Natural gas liquefaction (LNG) process.
Liquefin process—Dry natural gas (A) enters the liquefaction train’s pre-cooling section (1) where it is cooled between –50°C and –80°C (–60°F and –110°F). The heat is exchanged with a mixed refrigerant in a bank of brazed aluminum plate-fin heat exchangers (PFHEs). The cooled feed stream is then sent outside the liquefaction train to fractionator (2) for condensate removal. The gas returns to the cryogenic exchanger and enters the cryogenic section (3) where it is liquefied by heat exchange in compact, energy-efficient PFHEs with a second mixed refrigerant and leaves the cryogenic exchanger as LNG (B).
Pre-cooling refrigerant system (4)—Using mixed refrigerant reduces the feed-gas temperature to a much lower level than can be achieved with propane refrigerant. This allows the pre-cooling power requirement to be balanced with that of the cryogenic section so that two identical drivers (5) operating at optimum efficiency can be used, thus lowering investment, maintenance and operating costs.
Cryogenic refrigeration system (6)—The mixed refrigerant gas entering the pre-cooling section is completely condensed by the time it leaves the cryogenic section without using separation equipment. After leaving the cryogenic section, the refrigerant is expanded (7) and re-enters the cryogenic section where the process gas and cryogenic refrigerant are condensed.
Using two mixed-refrigerant systems and modular PFHEs in a large single train has lower investment and operating costs than systems involving single-component refrigerants or multiple cooling trains feeding a common liquefaction exchanger. Because the precooling and liquefaction sections comprise several parallel modules, single trains of any size—e.g., 8 million tpy—can be built.
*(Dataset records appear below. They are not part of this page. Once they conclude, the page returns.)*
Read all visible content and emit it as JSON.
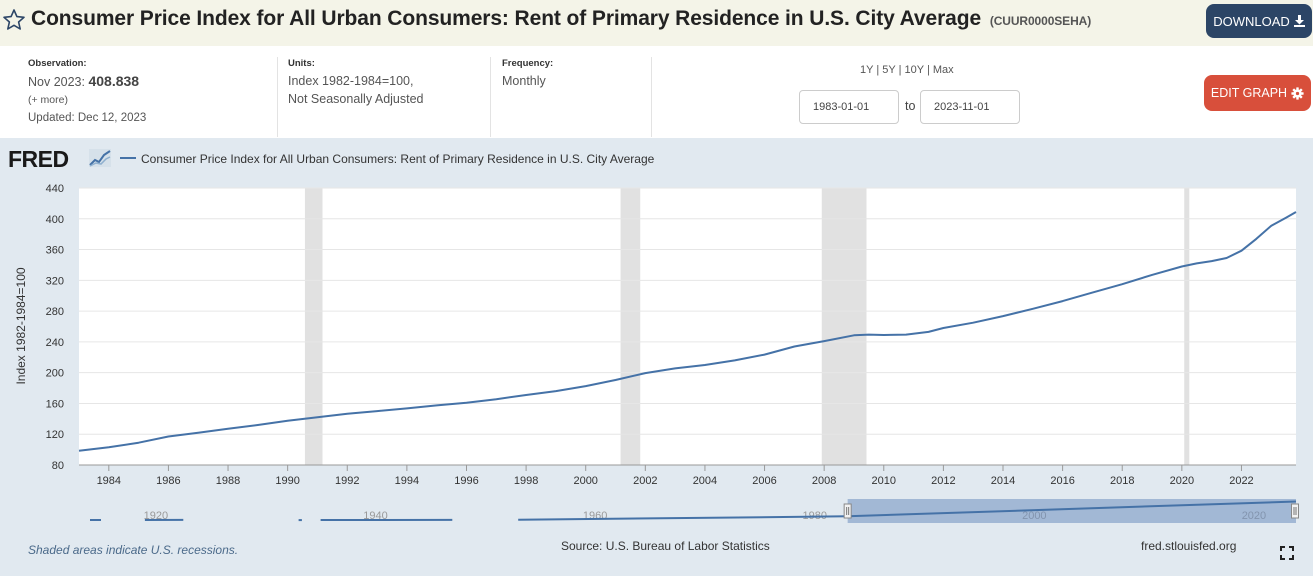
{
  "header": {
    "title": "Consumer Price Index for All Urban Consumers: Rent of Primary Residence in U.S. City Average",
    "series_id": "(CUUR0000SEHA)",
    "download_label": "DOWNLOAD"
  },
  "meta": {
    "observation_label": "Observation:",
    "observation_date": "Nov 2023:",
    "observation_value": "408.838",
    "more_label": "(+ more)",
    "updated": "Updated: Dec 12, 2023",
    "units_label": "Units:",
    "units_line1": "Index 1982-1984=100,",
    "units_line2": "Not Seasonally Adjusted",
    "frequency_label": "Frequency:",
    "frequency": "Monthly",
    "range_1y": "1Y",
    "range_5y": "5Y",
    "range_10y": "10Y",
    "range_max": "Max",
    "range_sep": "|",
    "start_date": "1983-01-01",
    "end_date": "2023-11-01",
    "to_label": "to",
    "edit_label": "EDIT GRAPH"
  },
  "footer": {
    "recession_note": "Shaded areas indicate U.S. recessions.",
    "source": "Source: U.S. Bureau of Labor Statistics",
    "site": "fred.stlouisfed.org"
  },
  "colors": {
    "line": "#4572a7",
    "recession": "#e1e1e1",
    "header_bg": "#f4f4e8",
    "chart_bg": "#e1e9f0",
    "download": "#2c4566",
    "edit": "#d84f3b"
  },
  "chart_data": {
    "type": "line",
    "title": "",
    "logo": "FRED",
    "legend": "Consumer Price Index for All Urban Consumers: Rent of Primary Residence in U.S. City Average",
    "xlabel": "",
    "ylabel": "Index 1982-1984=100",
    "xlim": [
      1983.0,
      2023.83
    ],
    "ylim": [
      80,
      440
    ],
    "yticks": [
      80,
      120,
      160,
      200,
      240,
      280,
      320,
      360,
      400,
      440
    ],
    "xticks": [
      1984,
      1986,
      1988,
      1990,
      1992,
      1994,
      1996,
      1998,
      2000,
      2002,
      2004,
      2006,
      2008,
      2010,
      2012,
      2014,
      2016,
      2018,
      2020,
      2022
    ],
    "recessions": [
      [
        1990.58,
        1991.17
      ],
      [
        2001.17,
        2001.83
      ],
      [
        2007.92,
        2009.42
      ],
      [
        2020.08,
        2020.25
      ]
    ],
    "series": [
      {
        "name": "Consumer Price Index for All Urban Consumers: Rent of Primary Residence in U.S. City Average",
        "x": [
          1983.0,
          1984.0,
          1985.0,
          1986.0,
          1987.0,
          1988.0,
          1989.0,
          1990.0,
          1991.0,
          1992.0,
          1993.0,
          1994.0,
          1995.0,
          1996.0,
          1997.0,
          1998.0,
          1999.0,
          2000.0,
          2001.0,
          2002.0,
          2003.0,
          2004.0,
          2005.0,
          2006.0,
          2007.0,
          2008.0,
          2009.0,
          2009.5,
          2010.0,
          2010.75,
          2011.5,
          2012.0,
          2013.0,
          2014.0,
          2015.0,
          2016.0,
          2017.0,
          2018.0,
          2019.0,
          2020.0,
          2020.5,
          2021.0,
          2021.5,
          2022.0,
          2022.5,
          2023.0,
          2023.5,
          2023.83
        ],
        "values": [
          98.5,
          103.0,
          109.0,
          117.0,
          122.0,
          127.0,
          132.0,
          137.5,
          142.0,
          146.5,
          150.0,
          153.5,
          157.5,
          161.0,
          165.5,
          171.0,
          176.0,
          182.5,
          190.5,
          199.5,
          205.5,
          210.0,
          216.0,
          223.5,
          234.0,
          241.0,
          248.5,
          249.5,
          249.0,
          249.5,
          253.0,
          258.0,
          265.0,
          273.5,
          283.0,
          293.0,
          304.0,
          315.0,
          327.0,
          338.0,
          342.0,
          345.0,
          349.0,
          358.5,
          374.0,
          391.0,
          401.5,
          408.8
        ]
      }
    ],
    "navigator": {
      "axis_labels": [
        "1920",
        "1940",
        "1960",
        "1980",
        "2000",
        "2020"
      ],
      "xlim": [
        1913.0,
        2023.83
      ],
      "selected": [
        1983.0,
        2023.83
      ],
      "segments": [
        {
          "x": [
            1914.0,
            1915.0
          ],
          "values": [
            20,
            20
          ]
        },
        {
          "x": [
            1919.0,
            1922.5
          ],
          "values": [
            22,
            23
          ]
        },
        {
          "x": [
            1933.0,
            1933.3
          ],
          "values": [
            19,
            19
          ]
        },
        {
          "x": [
            1935.0,
            1947.0
          ],
          "values": [
            20,
            24
          ]
        },
        {
          "x": [
            1953.0,
            1983.0
          ],
          "values": [
            25,
            98
          ]
        },
        {
          "x": [
            1983.0,
            2023.83
          ],
          "values": [
            98,
            409
          ]
        }
      ]
    },
    "grid": true,
    "legend_position": "top-left"
  }
}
Proven extensively, the PFHEs are available from several vendors, which has
a very positive effect on price and delivery time.
Economics: Detailed studies by international petroleum and E&C companies comparing conventional 4.5 to 8 MMtpy propane-plus-mixed refrigerant liquefaction trains with Liquefin LNG installations have shown a 15–20% specific investment cost advantage for the LIQUEFIN train.